Ennis fills the five issue series with eclectic, funny but unlikable characters. There’s Barracuda, obviously, who—at least in this series—only sexually assaults men; the women are all willing. He puts together various plans throughout, which keep changing based on his inability to successfully predict how his machinations will play out. We don’t get a lot of the plans. Occasionally Ennis showcases them with a monologue or two, but more often we hear the adjustments when Barracuda’s telling other people about them.
The biggest subplot in the series are these two FBI agents, one old, one young, who are trying to use Barracuda’s plotting to arrest Big Chris. It all takes place in a fictional South American Reagan Republic, where Barracuda and his team of military advisors slaughtered the existing socialist government to put drug-runner Leopoldo in charge. Lots of great real American history stuff here, though it’s just garnish. Oddly, Goran Parlov’s art is best on the FBI guys, just for their expressions. The older one’s in sunglasses but the curve of his lips, you can see what he’s thinking. Great work from Parlov.
So Leopoldo’s the drug-running dictator, Wanda is his ex-porn star wife who’s sleeping with Barracuda, there’s the child molesting priest hiding out with them—I forgot for how long “adult” humor just meant directly targeting Howard Stern listeners. Barracuda’s there because Big Chris has entrusted him with Oswald, his only son. Oswald’s supposed to kill Leopoldo. Barracuda double-crosses Big Chris for Leopoldo, then will try to double-cross Leopoldo to take both him and Big Chris out. Plans within plans.
Oswald’s a hemophiliac and, therefore, can’t be touched or in any way injured.
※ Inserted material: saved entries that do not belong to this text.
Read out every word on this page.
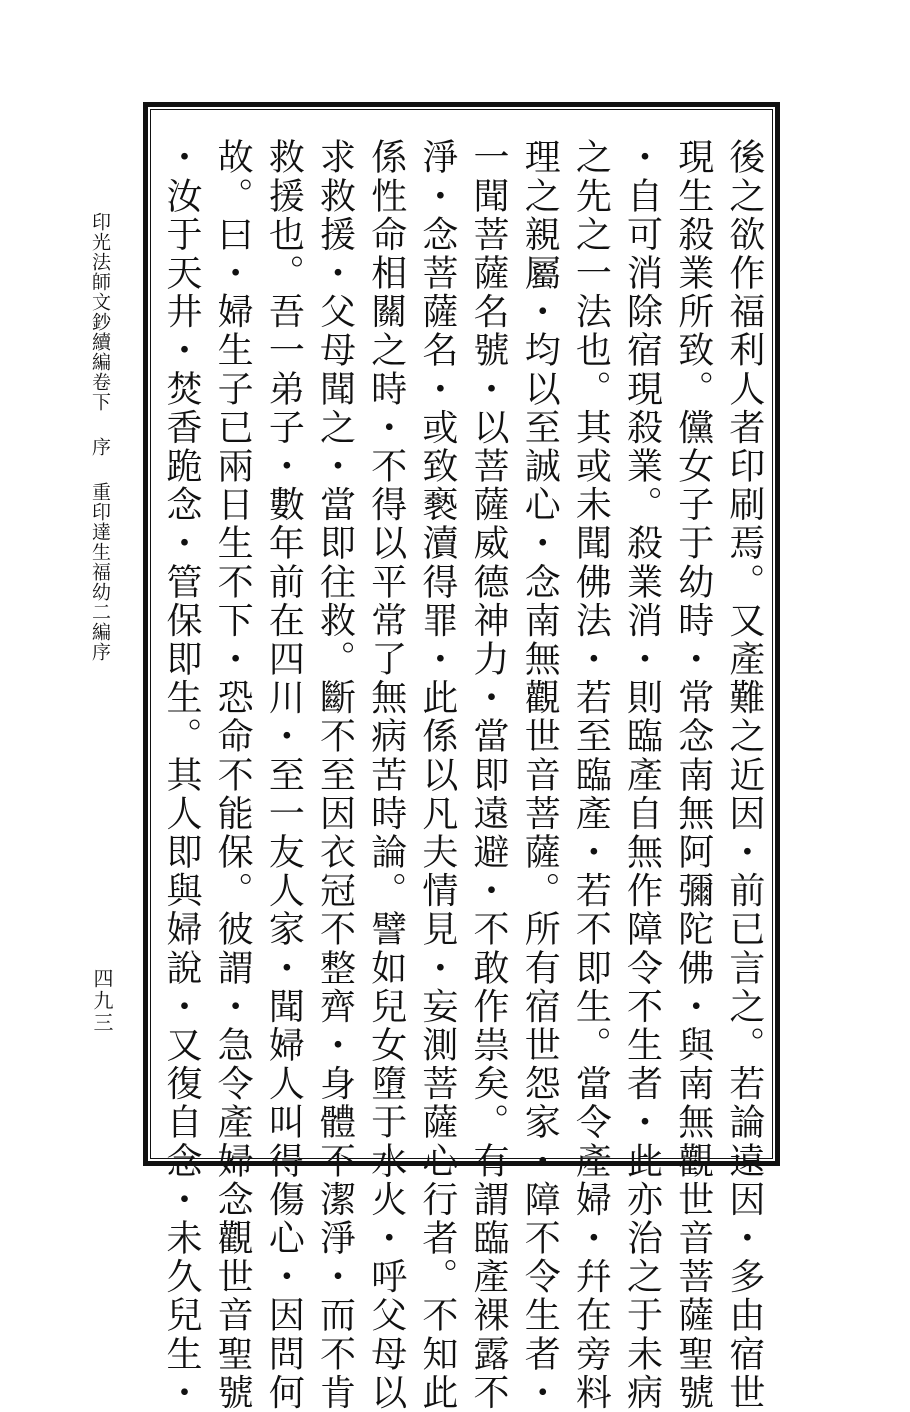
印光法師文鈔續編卷下 序 重印達生福幼二編序
四九三	後之欲作福利人者印刷焉。又產難之近因・前已言之。若論遠因・多由宿世
現生殺業所致。儻女子于幼時・常念南無阿彌陀佛・與南無觀世音菩薩聖號
・自可消除宿現殺業。殺業消・則臨產自無作障令不生者・此亦治之于未病
之先之一法也。其或未聞佛法・若至臨產・若不即生。當令產婦・幷在旁料
理之親屬・均以至誠心・念南無觀世音菩薩。所有宿世怨家・障不令生者・
一聞菩薩名號・以菩薩威德神力・當即遠避・不敢作祟矣。有謂臨產裸露不
淨・念菩薩名・或致褻瀆得罪・此係以凡夫情見・妄測菩薩心行者。不知此
係性命相關之時・不得以平常了無病苦時論。譬如兒女墮于水火・呼父母以
求救援・父母聞之・當即往救。斷不至因衣冠不整齊・身體不潔淨・而不肯
救援也。吾一弟子・數年前在四川・至一友人家・聞婦人叫得傷心・因問何
故。曰・婦生子已兩日生不下・恐命不能保。彼謂・急令產婦念觀世音聖號
・汝于天井・焚香跪念・管保即生。其人即與婦說・又復自念・未久兒生・
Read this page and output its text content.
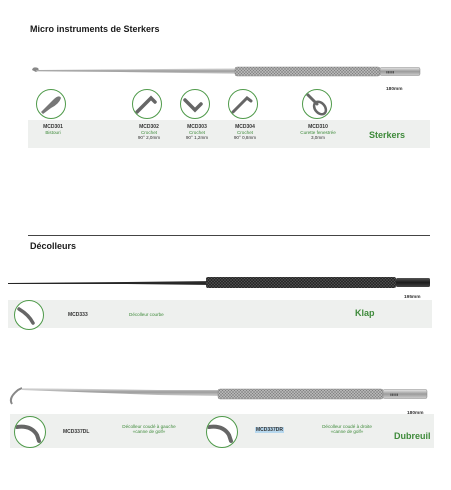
Micro instruments de Sterkers
▮▮▮▮▮
180mm
MCD301
Bistouri
MCD302
Crochet
90° 2,0mm
MCD303
Crochet
90° 1,2mm
MCD304
Crochet
90° 0,8mm
MCD310
Curette fenestrée
3,0mm	Sterkers
Décolleurs
195mm
MCD333	Décolleur courbe	Klap
▮▮▮▮▮
MCD337DL
Décolleur coudé à gauche
«canne de golf»	MCD337DR
Décolleur coudé à droite
«canne de golf»	Dubreuil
Fifty is Barracuda’s fellow military advisor from the eighties who went to work at the Pentagon but is a closeted trans woman, which Barracuda somehow knows about but maybe has never seen Fifty dressed for her gender. It’s unclear. Ennis’s take on it seems to be so transphobic it’s no longer transphobic? He also throws in some homophobia but… again, is it through the looking glass and circular? Doesn’t matter, because there’s no reason to read Barracuda. Not even for Punisher MAX completists. It’s not great or even good really, but it’s not incompetent or bad. Ennis just doesn’t have a story and tries to mug his way through it. Parlov’s art is good but it’s not particularly interesting stuff. It starts in Florida, which is basically just as tropical as the South American city-state; actually, Barracuda’s adventures in Florida seem more interesting than his attempted coup with an eclectic supporting cast.
Can’t wait to see what Disney does with the property.